I hope you read my “exhaustive” statement last week. It’s what I call my “personal” or “internal” statement. A working statement, written for me to read and think about. It’s the first time I’ve ever shared that kind of thing. I’m trying to allow people that are interested, to learn about my process of making a body of work. And the artist’s statement is the cornerstone of the narrative or story.
This is my “viewer’s” statement (below). The first draft, anyway. It’s synthesized, condensed, and easy to read. It still makes all of the points I want to make about the work but leaves some mystery in it. I want the photographs to “fill in the blanks” and make sense based on these words.
This is my statement for “In the Shadow of Sun Mountain”.
(Post Script: Drex Brooks was one of my undergraduate professors at Weber State University. He was working on this book when I was in the photo program there. It greatly influenced me.)
In The Shadow of Sun Mountain (Tava Kaavi)
“By taking this land for granted, we’ve anesthetized ourselves to history…we live in a state of blunted feeling, capable of cheerful indifference when we visit land once steeped in human agony. Contemplating this indifference can be, at first, infuriating. Americans ought to know what acts of violence brought them their right to own land, build homes, use resources, and travel freely in North America. Americans ought to know what happened on the ground they stand on; they surely have some obligation to know where they are”.
In the book, “Sweet Medicine” by Drex Brooks, 1995.
I live in the Rocky Mountains of Colorado - just west of Sun Mountain (Tava). I live on the land where the Ute/Tabeguache spent their summer months for hundreds of years before the white man came to this continent.
These photographs represent a profound feeling that’s rooted in the land and the past. They represent how it feels to live on this land and my relationship to the history of this place.

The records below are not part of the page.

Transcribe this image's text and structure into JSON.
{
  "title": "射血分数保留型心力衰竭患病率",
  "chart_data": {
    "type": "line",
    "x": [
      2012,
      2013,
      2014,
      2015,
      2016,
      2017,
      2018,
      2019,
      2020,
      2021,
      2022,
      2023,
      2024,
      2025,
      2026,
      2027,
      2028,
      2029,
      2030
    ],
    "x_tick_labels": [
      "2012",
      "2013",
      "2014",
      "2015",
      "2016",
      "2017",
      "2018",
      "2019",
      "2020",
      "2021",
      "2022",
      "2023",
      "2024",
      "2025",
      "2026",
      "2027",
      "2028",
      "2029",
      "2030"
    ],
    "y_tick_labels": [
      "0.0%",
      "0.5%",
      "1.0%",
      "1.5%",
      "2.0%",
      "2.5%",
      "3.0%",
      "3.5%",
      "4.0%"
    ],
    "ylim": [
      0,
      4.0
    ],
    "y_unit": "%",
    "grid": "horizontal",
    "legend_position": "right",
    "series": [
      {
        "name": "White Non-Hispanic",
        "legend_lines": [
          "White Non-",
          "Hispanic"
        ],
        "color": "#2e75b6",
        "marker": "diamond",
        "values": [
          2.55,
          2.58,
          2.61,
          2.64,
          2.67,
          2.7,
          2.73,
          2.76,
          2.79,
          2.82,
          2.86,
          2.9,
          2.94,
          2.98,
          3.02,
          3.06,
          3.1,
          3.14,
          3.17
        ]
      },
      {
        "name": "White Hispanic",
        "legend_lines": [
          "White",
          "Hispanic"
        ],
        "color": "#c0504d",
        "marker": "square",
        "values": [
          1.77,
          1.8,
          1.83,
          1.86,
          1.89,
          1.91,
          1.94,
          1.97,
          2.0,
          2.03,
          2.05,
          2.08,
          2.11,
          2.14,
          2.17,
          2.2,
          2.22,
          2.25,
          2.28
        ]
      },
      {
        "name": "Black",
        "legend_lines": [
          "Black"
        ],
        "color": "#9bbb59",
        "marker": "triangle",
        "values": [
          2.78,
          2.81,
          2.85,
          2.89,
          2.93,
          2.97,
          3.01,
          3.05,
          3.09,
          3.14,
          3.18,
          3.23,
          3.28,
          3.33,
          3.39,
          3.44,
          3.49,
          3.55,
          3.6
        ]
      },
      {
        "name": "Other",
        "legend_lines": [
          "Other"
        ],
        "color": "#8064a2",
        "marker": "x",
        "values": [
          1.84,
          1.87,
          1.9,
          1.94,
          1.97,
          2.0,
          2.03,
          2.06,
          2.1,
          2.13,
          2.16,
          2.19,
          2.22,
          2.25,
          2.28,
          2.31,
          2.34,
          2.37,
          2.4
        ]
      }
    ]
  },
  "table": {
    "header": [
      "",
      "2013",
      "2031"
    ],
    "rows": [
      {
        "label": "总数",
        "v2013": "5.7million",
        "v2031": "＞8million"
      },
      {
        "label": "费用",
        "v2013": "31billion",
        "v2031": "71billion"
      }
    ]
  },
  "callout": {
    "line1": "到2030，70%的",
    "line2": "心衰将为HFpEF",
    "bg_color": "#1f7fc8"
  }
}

Every image contains something that is symbolic of the past and present. Every image shows the beauty and horror of the past and present, too. They show my struggle with all of it. And I’ve connected all of it through the materials and processes that I used to make the photographs.
There’s a part of me that’s in conflict with this land. Its history weighs on me. I’ve made these images to address these conflicts in some psychological way. Through making the work, I’ve tried to resolve some of the questions that burden me.
When people see these photographs, and learn about why they were made, I hope it will remind them about what happened here. I want them to feel the loss, appreciate the beauty, and to understand their obligation to never let these kinds of things happen again.